Трудно сказать, действительно ли Федотовна верила в одержимость боярышни или то был тонкий расчет, но ее вопли неожиданно подействовали. Катя разом успокоилась, изумленно воззрившись на вконец одуревшую мамку, и вдруг весело расхохоталась.
– Эй, Федотовна! Ты лоб-то свой, как я погляжу, бережешь! В половицу, которая ковриком не покрыта, небось ни разу не угодила. А ну-ка, уймись, старая игрунья, – не буди лихо, пока оно тихо. Ишь, чего насочиняла! С чего бесов-то приплела, греховодница? Да ежели они бы в меня вселились, чего не допустит Господь! – она быстро перекрестилась, – тебе бы мало не показалось, ужо бы не до кудахтанья было. А вот шутить «этаким» – не гоже! Потому как, не ровен час…
– Ой, дитятко, не надо! – еще истошнее взвизгнула мамка и, подхватившись с колен, испуганно замахала руками. – Слов таких не молви! Лучше молчи… Христос да оградит тебя! Это все я, дура старая, виновата! Испужалась, вот и понесло меня, аж в головушке помутилось!
– Что-то уж часто в твоей головушке мутиться стало! – фыркнула Катя. – Смотри, прогоню!
– А то и гони… гони, ласточка! Токмо сама-то успокойся! Девица все же, боярышня, пристало ли так браниться…
– С вами со всеми еще как пристало! – усмехнулась Катя. Она потянулась, зевнула и, поглядев в залитое солнцем слюдяное оконце, вопросительно глянула на мамку: – Может, пойдем погуляем? День-то погожий… пойдем, а? Чего дома-то киснуть!
– Ни-ни… Боже тебя упаси! Не велено, – снова заполошилась Федотовна. – Батюшка, Петр Афанасьич, наказал – из дому ни ногой!
Катя удивленно глянула на мамку, состроив при это презрительную гримаску.
– Ни ногой, говоришь? Ну, так можно двумя! Сейчас мы с тобой так и сделаем. А буде начнет тебе батюшка выговаривать, ты не пужайся, а молви ему, тихо, ласково: «свет ты наш, Петр Афанасьич, оставь девку ходить на длинном, самом длинном поводке…», иначе, вот те крест, мамушка, – сбегу! Да не с братьями на охоту, а куда глаза глядят! Хоть на край света… я это могу, ты ведь меня знаешь, верно?
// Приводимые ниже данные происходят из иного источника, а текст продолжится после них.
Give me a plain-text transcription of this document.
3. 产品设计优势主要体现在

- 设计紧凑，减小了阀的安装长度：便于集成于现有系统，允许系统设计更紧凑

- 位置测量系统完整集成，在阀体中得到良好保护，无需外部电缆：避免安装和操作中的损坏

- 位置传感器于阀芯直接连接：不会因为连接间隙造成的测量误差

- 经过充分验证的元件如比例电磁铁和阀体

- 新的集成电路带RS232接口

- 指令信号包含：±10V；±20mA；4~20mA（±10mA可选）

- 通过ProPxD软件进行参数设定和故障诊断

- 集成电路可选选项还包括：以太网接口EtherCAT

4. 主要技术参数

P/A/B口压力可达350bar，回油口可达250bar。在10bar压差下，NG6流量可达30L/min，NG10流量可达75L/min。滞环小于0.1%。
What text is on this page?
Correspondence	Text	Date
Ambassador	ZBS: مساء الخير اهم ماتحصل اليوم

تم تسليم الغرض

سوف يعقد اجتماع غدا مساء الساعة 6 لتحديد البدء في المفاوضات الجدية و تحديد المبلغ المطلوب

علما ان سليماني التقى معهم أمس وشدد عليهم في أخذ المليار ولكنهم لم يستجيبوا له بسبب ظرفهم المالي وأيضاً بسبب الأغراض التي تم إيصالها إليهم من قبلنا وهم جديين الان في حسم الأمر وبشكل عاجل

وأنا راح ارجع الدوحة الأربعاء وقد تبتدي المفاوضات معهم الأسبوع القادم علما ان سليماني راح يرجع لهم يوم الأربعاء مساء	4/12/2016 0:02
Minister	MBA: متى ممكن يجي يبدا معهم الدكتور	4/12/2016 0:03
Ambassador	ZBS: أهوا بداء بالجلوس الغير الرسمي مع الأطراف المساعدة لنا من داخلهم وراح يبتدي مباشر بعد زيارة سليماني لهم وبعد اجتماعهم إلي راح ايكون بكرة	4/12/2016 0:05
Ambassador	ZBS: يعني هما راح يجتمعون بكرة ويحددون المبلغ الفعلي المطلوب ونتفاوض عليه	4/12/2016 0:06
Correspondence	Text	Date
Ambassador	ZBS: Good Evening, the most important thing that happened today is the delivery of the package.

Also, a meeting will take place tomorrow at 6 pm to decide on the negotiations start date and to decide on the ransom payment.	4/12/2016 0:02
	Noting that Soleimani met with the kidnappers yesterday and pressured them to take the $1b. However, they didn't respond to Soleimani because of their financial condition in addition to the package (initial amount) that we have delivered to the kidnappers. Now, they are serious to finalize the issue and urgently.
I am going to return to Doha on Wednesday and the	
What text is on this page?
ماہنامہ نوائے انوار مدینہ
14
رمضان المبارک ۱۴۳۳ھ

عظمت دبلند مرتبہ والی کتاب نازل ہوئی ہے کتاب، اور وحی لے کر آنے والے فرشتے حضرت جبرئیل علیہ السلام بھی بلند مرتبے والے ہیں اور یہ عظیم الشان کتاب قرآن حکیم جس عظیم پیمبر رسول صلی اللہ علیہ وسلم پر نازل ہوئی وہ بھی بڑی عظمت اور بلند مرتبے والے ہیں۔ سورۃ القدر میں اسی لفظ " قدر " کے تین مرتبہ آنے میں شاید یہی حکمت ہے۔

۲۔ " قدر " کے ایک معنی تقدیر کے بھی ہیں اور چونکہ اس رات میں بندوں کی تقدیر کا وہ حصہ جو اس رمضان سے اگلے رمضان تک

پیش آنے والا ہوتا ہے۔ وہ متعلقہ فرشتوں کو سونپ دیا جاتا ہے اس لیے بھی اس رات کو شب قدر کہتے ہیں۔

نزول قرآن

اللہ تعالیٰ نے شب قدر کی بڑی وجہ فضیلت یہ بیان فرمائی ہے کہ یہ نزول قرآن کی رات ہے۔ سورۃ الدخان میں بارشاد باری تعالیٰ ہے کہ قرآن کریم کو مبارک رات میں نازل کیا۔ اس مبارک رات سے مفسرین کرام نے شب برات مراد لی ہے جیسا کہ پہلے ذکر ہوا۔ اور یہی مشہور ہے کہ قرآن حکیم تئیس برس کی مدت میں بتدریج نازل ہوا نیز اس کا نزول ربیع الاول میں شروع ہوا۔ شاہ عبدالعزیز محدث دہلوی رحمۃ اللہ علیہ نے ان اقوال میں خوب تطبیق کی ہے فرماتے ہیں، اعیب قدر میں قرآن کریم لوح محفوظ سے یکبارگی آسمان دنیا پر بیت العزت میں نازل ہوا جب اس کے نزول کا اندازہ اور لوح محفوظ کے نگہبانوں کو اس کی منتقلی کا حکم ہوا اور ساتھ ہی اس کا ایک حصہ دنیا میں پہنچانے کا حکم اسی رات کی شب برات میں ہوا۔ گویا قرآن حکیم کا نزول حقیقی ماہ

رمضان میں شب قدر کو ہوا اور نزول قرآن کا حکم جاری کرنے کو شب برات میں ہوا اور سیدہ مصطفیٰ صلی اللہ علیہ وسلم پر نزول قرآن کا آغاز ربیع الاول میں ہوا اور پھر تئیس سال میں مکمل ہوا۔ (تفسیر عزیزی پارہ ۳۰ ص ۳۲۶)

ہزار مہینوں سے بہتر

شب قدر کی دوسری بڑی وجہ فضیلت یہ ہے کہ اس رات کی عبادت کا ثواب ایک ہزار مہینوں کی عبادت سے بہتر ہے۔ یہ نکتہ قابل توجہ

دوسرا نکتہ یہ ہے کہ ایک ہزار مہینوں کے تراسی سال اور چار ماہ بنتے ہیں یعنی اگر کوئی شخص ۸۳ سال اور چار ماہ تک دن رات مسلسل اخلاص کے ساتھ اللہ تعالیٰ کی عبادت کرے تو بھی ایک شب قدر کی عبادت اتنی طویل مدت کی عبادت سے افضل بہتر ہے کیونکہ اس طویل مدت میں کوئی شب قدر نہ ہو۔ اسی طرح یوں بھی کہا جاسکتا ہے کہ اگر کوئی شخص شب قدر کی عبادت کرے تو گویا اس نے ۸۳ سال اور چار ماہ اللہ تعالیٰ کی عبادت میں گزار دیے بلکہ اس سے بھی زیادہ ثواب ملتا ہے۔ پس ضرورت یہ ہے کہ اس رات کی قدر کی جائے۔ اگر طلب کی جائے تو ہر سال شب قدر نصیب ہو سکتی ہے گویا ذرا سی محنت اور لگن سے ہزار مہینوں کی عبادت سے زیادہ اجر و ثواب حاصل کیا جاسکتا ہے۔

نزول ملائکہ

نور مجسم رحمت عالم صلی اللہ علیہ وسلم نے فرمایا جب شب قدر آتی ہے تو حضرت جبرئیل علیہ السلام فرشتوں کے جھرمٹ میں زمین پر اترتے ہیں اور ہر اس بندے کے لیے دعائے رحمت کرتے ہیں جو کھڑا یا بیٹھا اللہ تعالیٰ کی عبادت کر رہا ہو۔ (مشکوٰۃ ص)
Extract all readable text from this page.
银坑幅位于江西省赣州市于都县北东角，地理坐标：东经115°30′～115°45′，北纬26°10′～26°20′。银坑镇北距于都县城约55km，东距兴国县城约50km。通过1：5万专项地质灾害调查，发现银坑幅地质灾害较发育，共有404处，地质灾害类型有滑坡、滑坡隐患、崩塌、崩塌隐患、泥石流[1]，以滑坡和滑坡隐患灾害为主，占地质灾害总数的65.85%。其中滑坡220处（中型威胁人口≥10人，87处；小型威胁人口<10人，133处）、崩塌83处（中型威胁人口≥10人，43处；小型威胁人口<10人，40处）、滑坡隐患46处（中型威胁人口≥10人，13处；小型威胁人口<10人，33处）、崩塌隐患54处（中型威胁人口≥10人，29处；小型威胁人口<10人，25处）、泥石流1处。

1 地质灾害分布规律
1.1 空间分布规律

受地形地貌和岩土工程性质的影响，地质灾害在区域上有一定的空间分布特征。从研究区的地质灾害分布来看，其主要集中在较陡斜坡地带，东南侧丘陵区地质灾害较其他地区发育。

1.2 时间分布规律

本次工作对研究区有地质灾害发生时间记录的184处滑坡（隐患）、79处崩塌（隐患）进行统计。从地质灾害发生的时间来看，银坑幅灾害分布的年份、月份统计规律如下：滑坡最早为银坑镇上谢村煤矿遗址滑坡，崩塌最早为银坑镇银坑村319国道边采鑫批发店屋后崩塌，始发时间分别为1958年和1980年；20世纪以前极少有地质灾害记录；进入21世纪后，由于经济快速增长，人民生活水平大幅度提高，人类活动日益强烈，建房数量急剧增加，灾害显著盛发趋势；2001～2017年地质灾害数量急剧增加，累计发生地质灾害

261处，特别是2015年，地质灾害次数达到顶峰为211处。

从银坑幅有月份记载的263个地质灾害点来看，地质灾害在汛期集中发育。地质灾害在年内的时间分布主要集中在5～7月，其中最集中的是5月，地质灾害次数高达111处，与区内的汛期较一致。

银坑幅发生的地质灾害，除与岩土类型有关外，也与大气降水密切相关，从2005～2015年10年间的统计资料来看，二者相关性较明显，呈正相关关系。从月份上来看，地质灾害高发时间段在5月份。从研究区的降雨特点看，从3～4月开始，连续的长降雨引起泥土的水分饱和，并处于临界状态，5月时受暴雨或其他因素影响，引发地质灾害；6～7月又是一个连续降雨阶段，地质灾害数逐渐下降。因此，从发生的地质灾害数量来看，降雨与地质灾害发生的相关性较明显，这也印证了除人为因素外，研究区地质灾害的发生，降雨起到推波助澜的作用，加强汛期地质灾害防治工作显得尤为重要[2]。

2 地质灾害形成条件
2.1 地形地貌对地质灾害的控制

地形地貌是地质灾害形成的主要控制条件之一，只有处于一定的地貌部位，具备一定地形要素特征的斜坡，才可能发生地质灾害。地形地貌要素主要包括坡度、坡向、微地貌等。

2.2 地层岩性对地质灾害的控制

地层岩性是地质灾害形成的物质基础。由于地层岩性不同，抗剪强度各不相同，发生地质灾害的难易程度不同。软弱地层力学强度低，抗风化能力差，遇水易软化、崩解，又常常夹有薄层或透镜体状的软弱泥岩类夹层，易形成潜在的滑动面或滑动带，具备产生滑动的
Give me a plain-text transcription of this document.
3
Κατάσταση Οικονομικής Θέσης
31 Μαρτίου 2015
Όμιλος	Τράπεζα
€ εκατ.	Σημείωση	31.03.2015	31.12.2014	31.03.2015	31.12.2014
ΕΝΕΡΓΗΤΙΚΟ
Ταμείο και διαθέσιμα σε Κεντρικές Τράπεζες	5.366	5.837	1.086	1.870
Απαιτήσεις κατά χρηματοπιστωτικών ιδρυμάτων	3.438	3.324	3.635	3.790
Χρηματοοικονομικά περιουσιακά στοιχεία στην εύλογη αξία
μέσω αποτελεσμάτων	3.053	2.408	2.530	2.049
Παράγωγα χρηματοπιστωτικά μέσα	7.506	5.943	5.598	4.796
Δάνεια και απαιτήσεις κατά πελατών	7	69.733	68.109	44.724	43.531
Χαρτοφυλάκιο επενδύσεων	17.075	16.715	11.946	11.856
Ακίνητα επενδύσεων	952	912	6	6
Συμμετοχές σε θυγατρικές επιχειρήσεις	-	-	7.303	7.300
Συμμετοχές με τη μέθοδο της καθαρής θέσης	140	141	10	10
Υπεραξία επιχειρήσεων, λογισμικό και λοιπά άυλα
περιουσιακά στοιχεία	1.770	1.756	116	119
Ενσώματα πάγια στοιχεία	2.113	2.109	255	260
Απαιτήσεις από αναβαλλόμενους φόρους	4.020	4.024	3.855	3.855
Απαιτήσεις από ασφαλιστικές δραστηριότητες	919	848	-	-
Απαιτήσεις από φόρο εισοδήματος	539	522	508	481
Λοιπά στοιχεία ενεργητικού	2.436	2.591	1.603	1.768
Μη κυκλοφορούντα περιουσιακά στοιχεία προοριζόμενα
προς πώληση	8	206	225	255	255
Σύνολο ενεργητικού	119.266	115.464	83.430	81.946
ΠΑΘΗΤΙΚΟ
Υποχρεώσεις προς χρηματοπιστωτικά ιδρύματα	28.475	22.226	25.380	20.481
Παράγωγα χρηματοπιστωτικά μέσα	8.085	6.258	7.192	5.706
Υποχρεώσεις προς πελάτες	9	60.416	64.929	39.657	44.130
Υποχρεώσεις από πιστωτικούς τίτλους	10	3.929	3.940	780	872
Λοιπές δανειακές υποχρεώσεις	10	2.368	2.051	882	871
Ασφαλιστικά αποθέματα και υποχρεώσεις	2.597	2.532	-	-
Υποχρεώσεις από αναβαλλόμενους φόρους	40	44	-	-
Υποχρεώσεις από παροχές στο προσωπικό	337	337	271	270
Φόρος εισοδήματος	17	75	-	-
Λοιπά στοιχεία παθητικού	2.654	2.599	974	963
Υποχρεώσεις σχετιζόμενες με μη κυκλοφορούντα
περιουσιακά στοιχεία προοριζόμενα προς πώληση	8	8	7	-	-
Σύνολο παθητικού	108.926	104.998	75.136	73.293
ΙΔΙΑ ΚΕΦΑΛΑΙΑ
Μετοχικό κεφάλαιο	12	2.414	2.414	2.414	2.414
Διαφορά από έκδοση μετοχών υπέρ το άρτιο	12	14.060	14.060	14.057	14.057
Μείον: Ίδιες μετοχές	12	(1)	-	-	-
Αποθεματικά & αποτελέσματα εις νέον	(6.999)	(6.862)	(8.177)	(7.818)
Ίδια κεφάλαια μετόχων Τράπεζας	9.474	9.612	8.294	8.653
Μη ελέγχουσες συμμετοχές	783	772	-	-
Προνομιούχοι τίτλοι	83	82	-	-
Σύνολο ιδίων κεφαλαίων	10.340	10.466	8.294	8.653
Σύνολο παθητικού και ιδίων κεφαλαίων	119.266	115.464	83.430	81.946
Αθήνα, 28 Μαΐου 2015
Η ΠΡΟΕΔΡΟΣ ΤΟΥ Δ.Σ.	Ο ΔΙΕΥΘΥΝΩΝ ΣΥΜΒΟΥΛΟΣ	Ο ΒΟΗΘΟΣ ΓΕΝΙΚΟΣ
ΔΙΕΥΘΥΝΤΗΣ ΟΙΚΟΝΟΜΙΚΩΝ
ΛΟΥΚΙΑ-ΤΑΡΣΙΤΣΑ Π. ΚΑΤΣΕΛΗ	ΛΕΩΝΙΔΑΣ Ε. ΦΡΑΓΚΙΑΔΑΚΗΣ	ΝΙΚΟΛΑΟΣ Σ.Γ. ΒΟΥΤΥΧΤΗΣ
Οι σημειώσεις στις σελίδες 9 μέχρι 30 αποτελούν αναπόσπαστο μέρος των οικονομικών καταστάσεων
Федотовна заохала, заскулила, попыталась было снова попричитать, но Катя лишь выразительно глянула, слегка нахмурившись, и велела подавать одежду. Пробежав в смежный со спаленкой теплый чулан, где ее ждала девка с кувшинами нагретой воды, она тщательно помылась, потом с удовольствием побрызгала себя розовой водой и, накинув чистую простынь, дабы наготою не оскорблять Ликов Божьих, вернулась в спальню. Одежда, разложенная по порядку, уже ждала ее. Белая шелковая рубашка с рукавами, у запястья шитыми золотом, теплый с подбоем нарядный лазоревый летник, широкие рукава которого переливались серебряно-жемчужным шитьем. Высокий, шитый золотом и жемчугом, черный бархатный ожерелок, серебристый, унизанный крупным жемчугом венчик, белые шерстяные чулки и лазоревые сапожки, шитые серебром.